Non pensi che la tua attenzione verso i giovani sia dettata anche da un desiderio di paternità che incombe?
I miei consigli sono quelli del fratello maggiore. Ritorna un po’ l’età anagrafica in questo: non mi sento di aver quarant’anni, me ne sento sempre massimo 27. Comunque, il desiderio di paternità potrebbe essere una sorta di richiamo ancestrale, un po’ inconscio: riparliamone tra qualche anno, quando sarò padre. Definisco spesso le lezioni di songwriting grandi sedute di psicoterapia applicate al mondo della creatività: torna fuori, ancora una volta, lo psicologo che ho dentro! Il mondo dell’analisi è qualcosa che alla fine non ho proseguito non per mia volontà: è stata la vita a portarmi a fare altro, a scegliere una strada diversa.
Ma ricordi perché avevi scelto proprio Psicologia all’università?
Per tre ragioni. Ero innamorato della figura di Dylan Dog: volevo fare il criminologo come lui. Pensavo fosse figo come lavoro: ricordo che guardavo sempre Chi l’ha visto? o i documentari che avanzavano ipotesi su questo o quel fatto, mi piaceva tantissimo la psicologia che si celava dietro.
E poi ero affascinato dalle figure degli psicologi che venivano a fare sportello di consulenza nel mio liceo. Ero uno dei pochi che andava da loro, a parlare, a raccontare i propri fatti… Mi affascinavano quelle persone che venivano a parlare con i giovani e le dinamiche che si istauravano durante le sessioni.

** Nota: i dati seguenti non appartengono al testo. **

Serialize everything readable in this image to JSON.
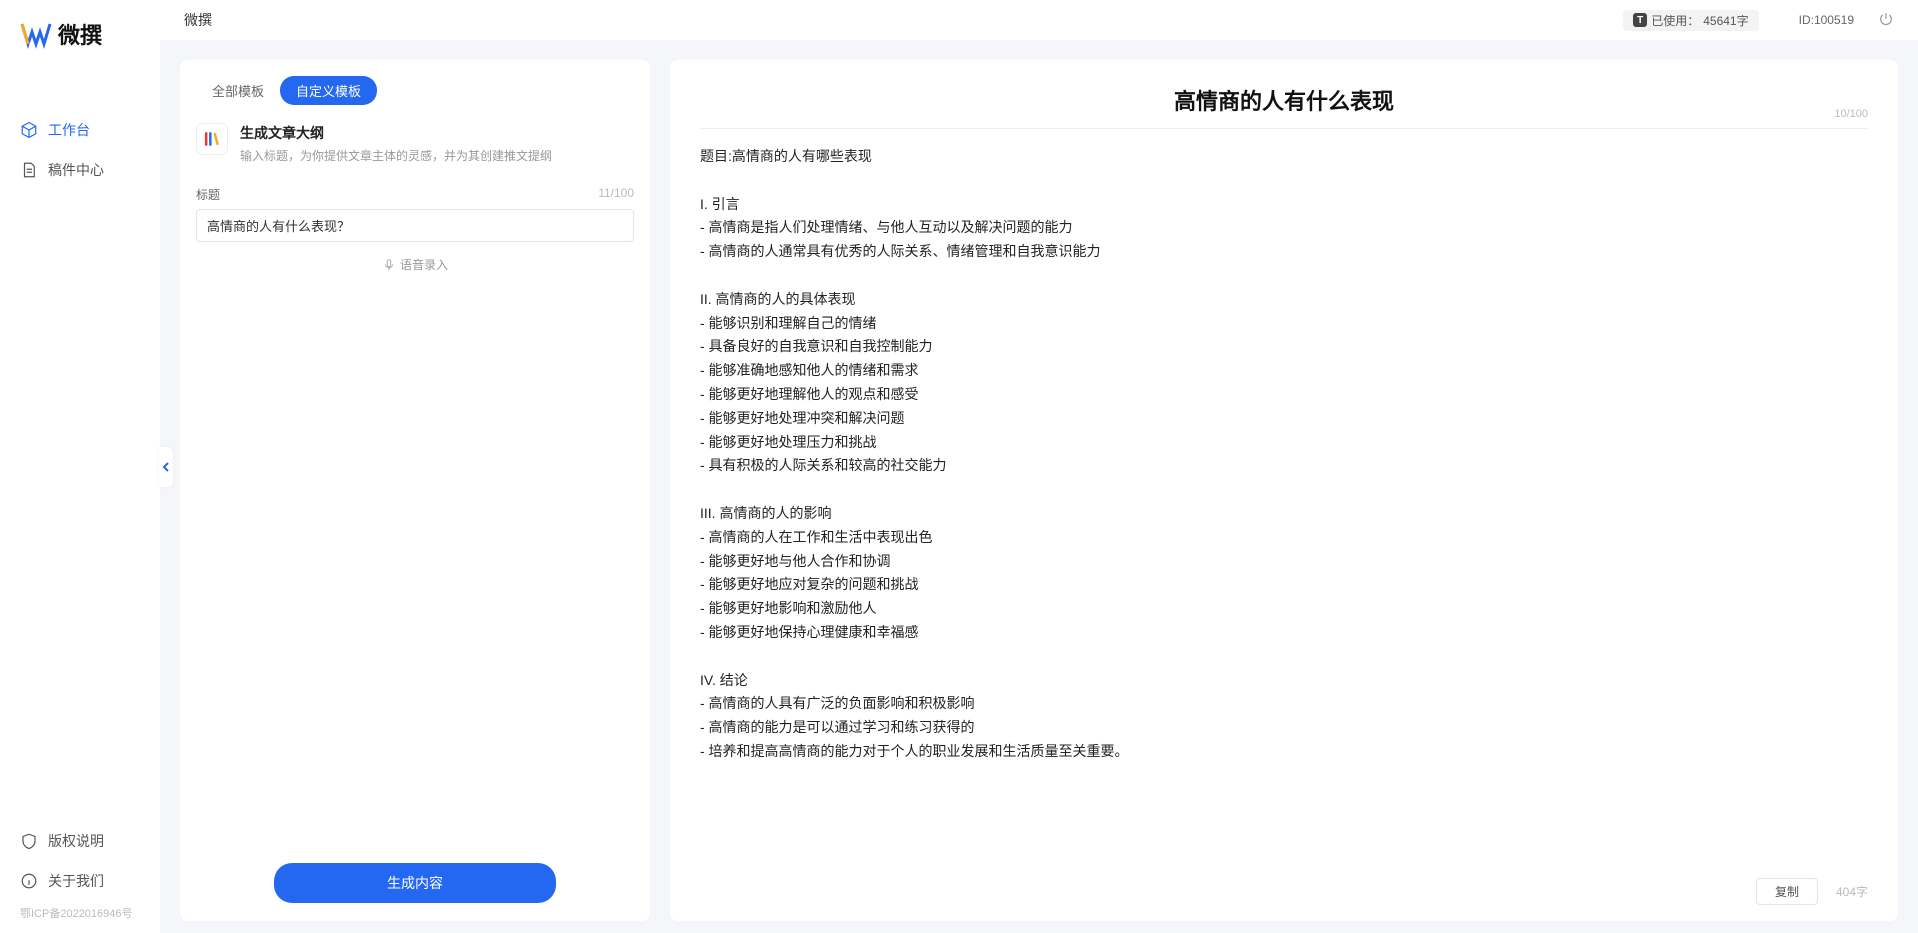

La terza ragione, infine, era più pratica. Ricordo che quando finì il liceo mi fu detto che dovevo fare qualcosa di musicale, tipo il Conservatorio. Ma sarebbero stati 10 o 15 anni di studio, una scelta un po’ troppo impegnativa. Psicologia era al secondo posto delle mie preferenze e, pensando anche all’accessibilità, ho finito per optare per quella. Anche perché all’epoca la professione di musicista non era così alla portata di tutti. Per fare un disco dovevi tirar fuori un sacco di soldi, trovare un’etichetta che investisse su di te : oggi un disco lo fai in tre minuti con due euro…
Il desiderio di introspezione è però sempre rimasto forte in me. Se vogliamo, faccio un lavoro simile a quello dello psicologo: cantare o scrivere di emozioni e sentimenti ha sempre a che fare con la psiche umana.